Department of Anesthesiology and Pain Medicine, Mount Sinai Hospital, University of Toronto, Toronto, ON, Canada.
Division of Maternal Fetal Medicine, Department of Obstetrics and Gynecology, Mount Sinai Hospital, University of Toronto, Toronto, ON, Canada.
Can J Anaesth. 2022 Jan;69(1):97-105. doi: 10.1007/s12630-021-02127-7. Epub 2021 Oct 28.
A nationwide shortage of oxytocin in Canada resulted in a temporary switch from oxytocin to carbetocin for all postpartum women at our institution. This change offered a unique opportunity to conduct a pragmatic comparative assessment of the efficacy of carbetocin and oxytocin.
In a retrospective before-after study, we reviewed the medical records from 641 women in the carbetocin group and 752 women in the oxytocin group . The standard carbetocin dosing was 100 µg iv following vaginal and intrapartum Cesarean delivery, while for elective Cesarean delivery it was 50 µg, with an additional 50 µg if required. The standard oxytocin dosing was 5 IU iv followed by 2.4 IU·hr for four to six hours after vaginal delivery, while for Cesarean delivery it was 1-3 IU iv, three minutes apart, up to 10 IU if required, followed by the same maintenance. In both modalities of delivery, if uterine tone was suboptimal, the maintenance dose of oxytocin could be increased to 4.8 IU·hr. In both groups, additional uterotonics were used as required. The primary outcome was the need for additional uterotonics. Secondary outcomes included estimated and calculated blood loss, the occurrence of postpartum hemorrhage, and the need for blood transfusion.

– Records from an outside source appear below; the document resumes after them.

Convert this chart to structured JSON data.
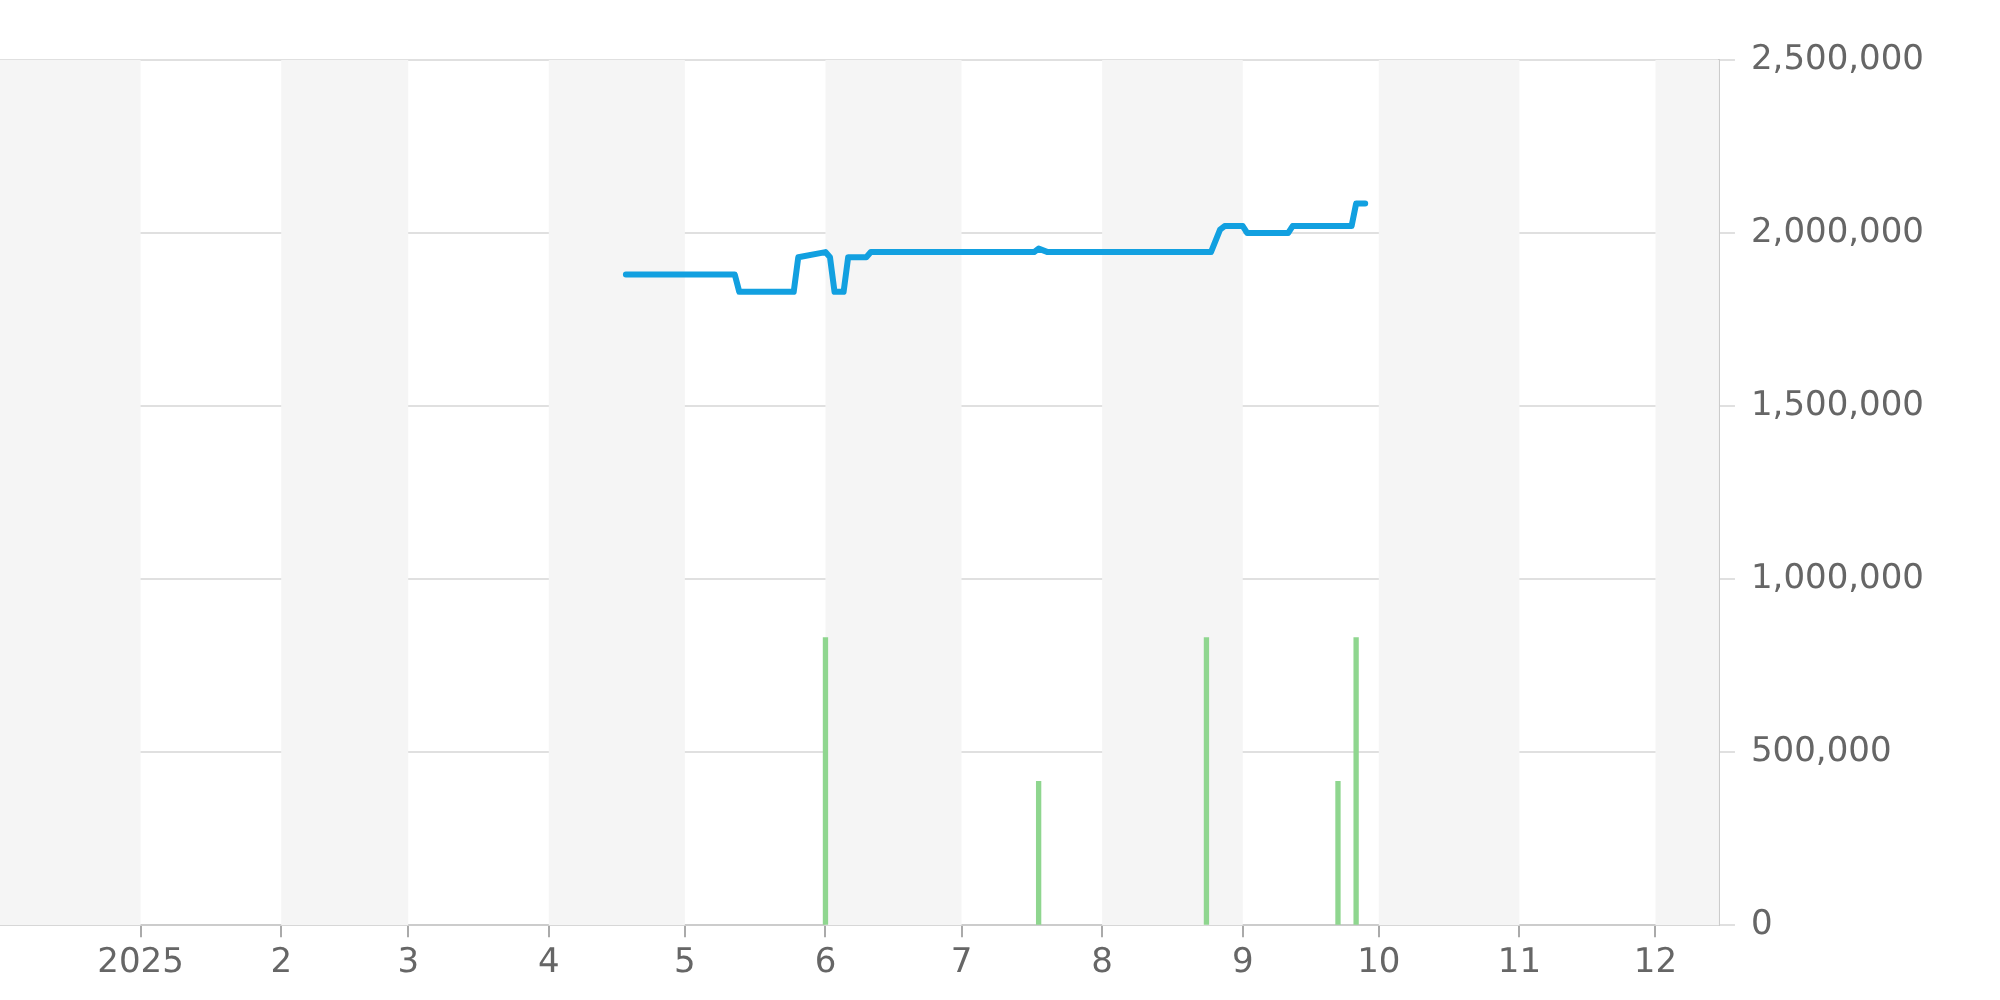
{
  "chart_data": {
    "type": "line",
    "xlim": [
      "2024-12-01",
      "2025-12-15"
    ],
    "xticks": [
      {
        "value": "2025-01-01",
        "label": "2025"
      },
      {
        "value": "2025-02-01",
        "label": "2"
      },
      {
        "value": "2025-03-01",
        "label": "3"
      },
      {
        "value": "2025-04-01",
        "label": "4"
      },
      {
        "value": "2025-05-01",
        "label": "5"
      },
      {
        "value": "2025-06-01",
        "label": "6"
      },
      {
        "value": "2025-07-01",
        "label": "7"
      },
      {
        "value": "2025-08-01",
        "label": "8"
      },
      {
        "value": "2025-09-01",
        "label": "9"
      },
      {
        "value": "2025-10-01",
        "label": "10"
      },
      {
        "value": "2025-11-01",
        "label": "11"
      },
      {
        "value": "2025-12-01",
        "label": "12"
      }
    ],
    "ylim": [
      0,
      2500000
    ],
    "yticks": [
      {
        "value": 0,
        "label": "0"
      },
      {
        "value": 500000,
        "label": "500,000"
      },
      {
        "value": 1000000,
        "label": "1,000,000"
      },
      {
        "value": 1500000,
        "label": "1,500,000"
      },
      {
        "value": 2000000,
        "label": "2,000,000"
      },
      {
        "value": 2500000,
        "label": "2,500,000"
      }
    ],
    "grid": "y",
    "legend": false,
    "marker": "none",
    "line_style": "solid",
    "bands": [
      {
        "axis": "x",
        "from": "2024-12-01",
        "to": "2025-01-01",
        "color": "#f5f5f5"
      },
      {
        "axis": "x",
        "from": "2025-02-01",
        "to": "2025-03-01",
        "color": "#f5f5f5"
      },
      {
        "axis": "x",
        "from": "2025-04-01",
        "to": "2025-05-01",
        "color": "#f5f5f5"
      },
      {
        "axis": "x",
        "from": "2025-06-01",
        "to": "2025-07-01",
        "color": "#f5f5f5"
      },
      {
        "axis": "x",
        "from": "2025-08-01",
        "to": "2025-09-01",
        "color": "#f5f5f5"
      },
      {
        "axis": "x",
        "from": "2025-10-01",
        "to": "2025-11-01",
        "color": "#f5f5f5"
      },
      {
        "axis": "x",
        "from": "2025-12-01",
        "to": "2025-12-15",
        "color": "#f5f5f5"
      }
    ],
    "series": [
      {
        "type": "bar",
        "color": "#8fd68f",
        "x": [
          "2025-06-01",
          "2025-07-18",
          "2025-08-24",
          "2025-09-22",
          "2025-09-26"
        ],
        "values": [
          830000,
          415000,
          830000,
          415000,
          830000
        ]
      },
      {
        "color": "#12a0e0",
        "x": [
          "2025-04-18",
          "2025-05-12",
          "2025-05-13",
          "2025-05-25",
          "2025-05-26",
          "2025-06-01",
          "2025-06-02",
          "2025-06-03",
          "2025-06-05",
          "2025-06-06",
          "2025-06-10",
          "2025-06-11",
          "2025-07-17",
          "2025-07-18",
          "2025-07-20",
          "2025-08-25",
          "2025-08-27",
          "2025-08-28",
          "2025-09-01",
          "2025-09-02",
          "2025-09-11",
          "2025-09-12",
          "2025-09-25",
          "2025-09-26",
          "2025-09-28"
        ],
        "values": [
          1880000,
          1880000,
          1830000,
          1830000,
          1930000,
          1945000,
          1930000,
          1830000,
          1830000,
          1930000,
          1930000,
          1945000,
          1945000,
          1955000,
          1945000,
          1945000,
          2010000,
          2020000,
          2020000,
          2000000,
          2000000,
          2020000,
          2020000,
          2085000,
          2085000
        ]
      }
    ]
  }
}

The incidence of additional uterotonic use was not different between the carbetocin and oxytocin groups (12.0% vs 8.8%; P = 0.05; odds ratio, 1.39; 95% confidence interval, 0.97 to 2.00). The incidence of postpartum hemorrhage was higher in the carbetocin group than in the oxytocin group (10.3% vs 6.6%; P = 0.01). Blood transfusion was more common in the carbetocin group (1.4% vs 0.3%; P = 0.02).
There was no difference in the use of additional uterotonics when carbetocin or oxytocin were used in a cohort of women undergoing vaginal deliveries and both elective and emergency Cesarean deliveries.
由于加拿大催产素短缺,我们机构的所有产后女性暂时从催产素转换为卡贝缩宫素。这一变化为比较卡贝缩宫素和催产素的疗效提供了一个独特的机会。
在一项回顾性前后对照研究中,我们对卡贝缩宫素组的 641 名妇女和催产素组的 752 名妇女的病历进行了回顾。标准卡贝缩宫素剂量为阴道分娩和剖宫产时静脉注射 100μg,择期剖宫产时为 50μg,如果需要则加用 50μg。标准催产素剂量为静脉注射 5IU,然后在阴道分娩后 4 至 6 小时内每小时静脉注射 2.4IU,而剖宫产时为 1-3IU 静脉注射,间隔 3 分钟,最高 10IU,如果需要,然后维持相同剂量。在两种分娩方式中,如果子宫收缩不良,可以将催产素维持剂量增加至 4.8IU·hr。在两组中,如果需要,都可以使用其他宫缩剂。主要结局是需要额外使用宫缩剂。次要结局包括估计和计算的出血量、产后出血的发生以及输血的需求。
卡贝缩宫素组和催产素组的额外使用宫缩剂的发生率没有差异(12.0%对 8.8%;P=0.05;比值比,1.39;95%置信区间,0.97 至 2.00)。卡贝缩宫素组产后出血的发生率高于催产素组(10.3%对 6.6%;P=0.01)。卡贝缩宫素组输血更常见(1.4%对 0.3%;P=0.02)。
在阴道分娩和选择性及紧急剖宫产的产妇中使用卡贝缩宫素或催产素时,额外使用宫缩剂的情况没有差异。